Hughes and Hurston intended to ‘‘act out the folk tales, with the abrupt angularity and naïveté of the primitive ’bama Nigger.’’ Accordingly their play, based on Hurston’s short story, is as elemental as a recipe for collard greens. A guitarist, Jim (Kenny Neal), and a dancer, Dave (Eric Ware), fight over a beautiful young woman (Akosua Busia). In the course of combat, Dave gets bopped upside the head with a mule bone. In Act Two Jim is put on trial before a gaggle of sunny Baptists and upright Methodists. The kangaroo court orders him out of town.

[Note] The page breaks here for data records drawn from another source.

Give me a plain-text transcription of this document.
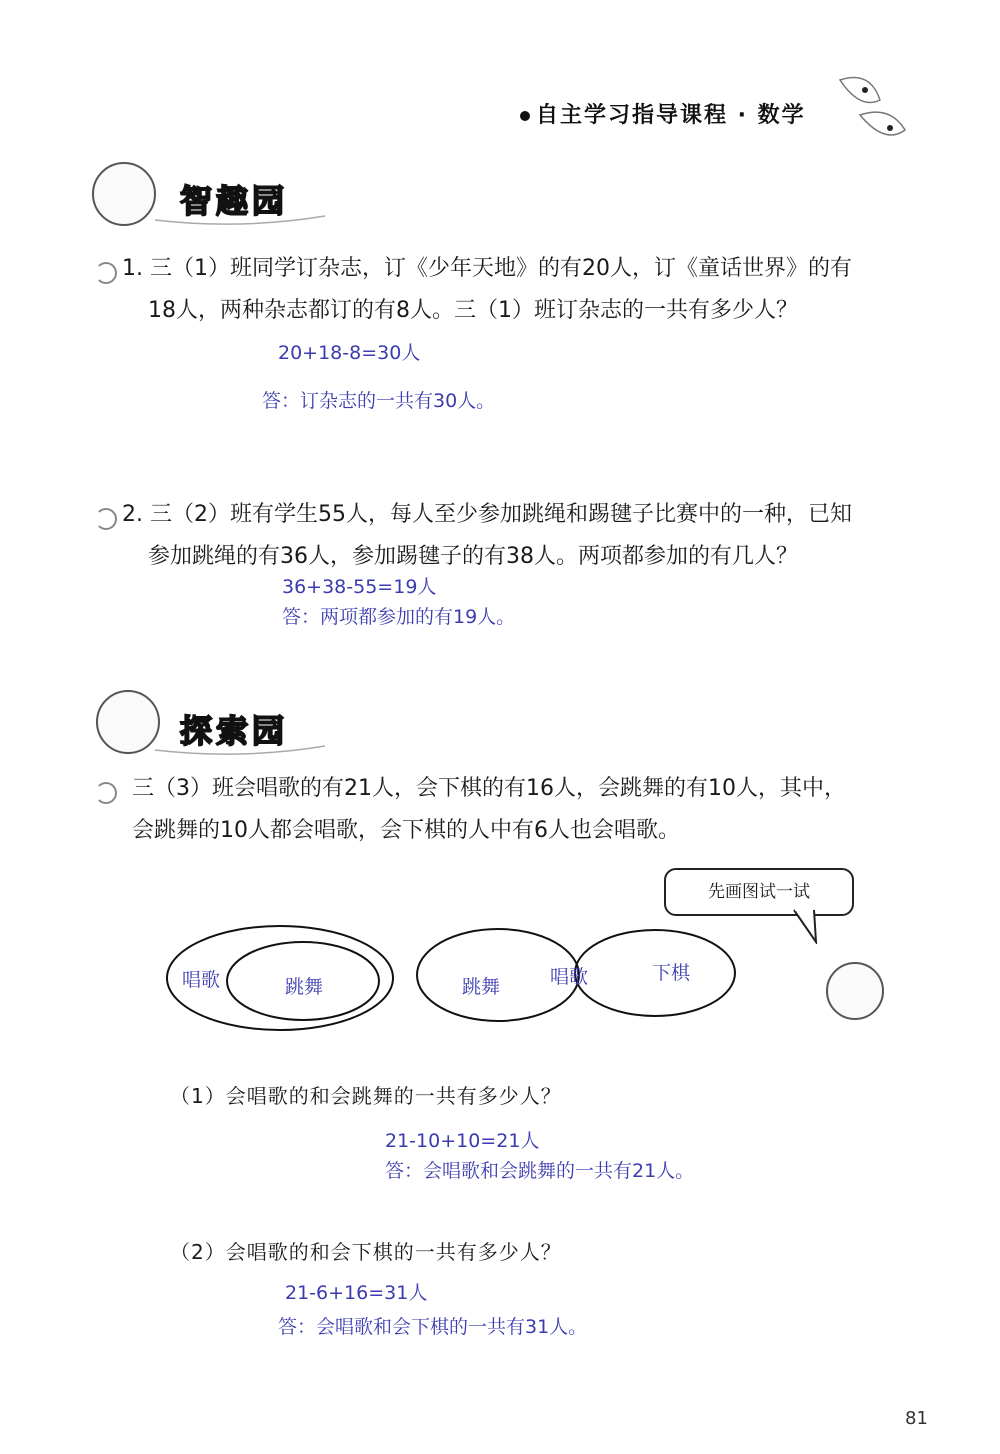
自主学习指导课程 · 数学
智趣园
1. 三（1）班同学订杂志，订《少年天地》的有20人，订《童话世界》的有
18人，两种杂志都订的有8人。三（1）班订杂志的一共有多少人？
20+18-8=30人
答：订杂志的一共有30人。
2. 三（2）班有学生55人，每人至少参加跳绳和踢毽子比赛中的一种，已知
参加跳绳的有36人，参加踢毽子的有38人。两项都参加的有几人？
36+38-55=19人
答：两项都参加的有19人。
探索园
三（3）班会唱歌的有21人，会下棋的有16人，会跳舞的有10人，其中，
会跳舞的10人都会唱歌，会下棋的人中有6人也会唱歌。
先画图试一试
唱歌	跳舞	跳舞	唱歌	下棋
（1）会唱歌的和会跳舞的一共有多少人？
21-10+10=21人
答：会唱歌和会跳舞的一共有21人。
（2）会唱歌的和会下棋的一共有多少人？
21-6+16=31人
答：会唱歌和会下棋的一共有31人。
81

If narrative were all, Mule Bone would deserve to be exiled as well. The pleasures, though, are not in the text; they come from Taj Mahal’s lilting score, and from a spirited and sensitive ensemble. Director Michael Schultz never allows a scintilla of condescension; the work seems to have been deliberately preserved in an ice floe so that it could be melted some fine night at the Barrymore. At a time of strangulated budgets, 29 actors are featured in this production, and every one of them embodies William Blake’s dictum that energy is eternal delight. There are small parts but no undersized performances: Theresa Merritt was a powerful Ma Rainey years ago, and as a townswoman she becomes the lyrical, throaty Ma all over again; Sonny Jim Gaines, who has written better plays than this for the New Lafayette, here is content to animate the role of a local loudmouth; the hilarious ‘‘lawyers’’ for the prosecution and defense, Arthur French and Leonard Jackson, are abetted by some gifted veterans of the Negro Ensemble Company. If one 10,000- candlepower grin seems eerily familiar, but older than you remembered, look again. That face in the crowd is James Earl Jones’ father, Robert.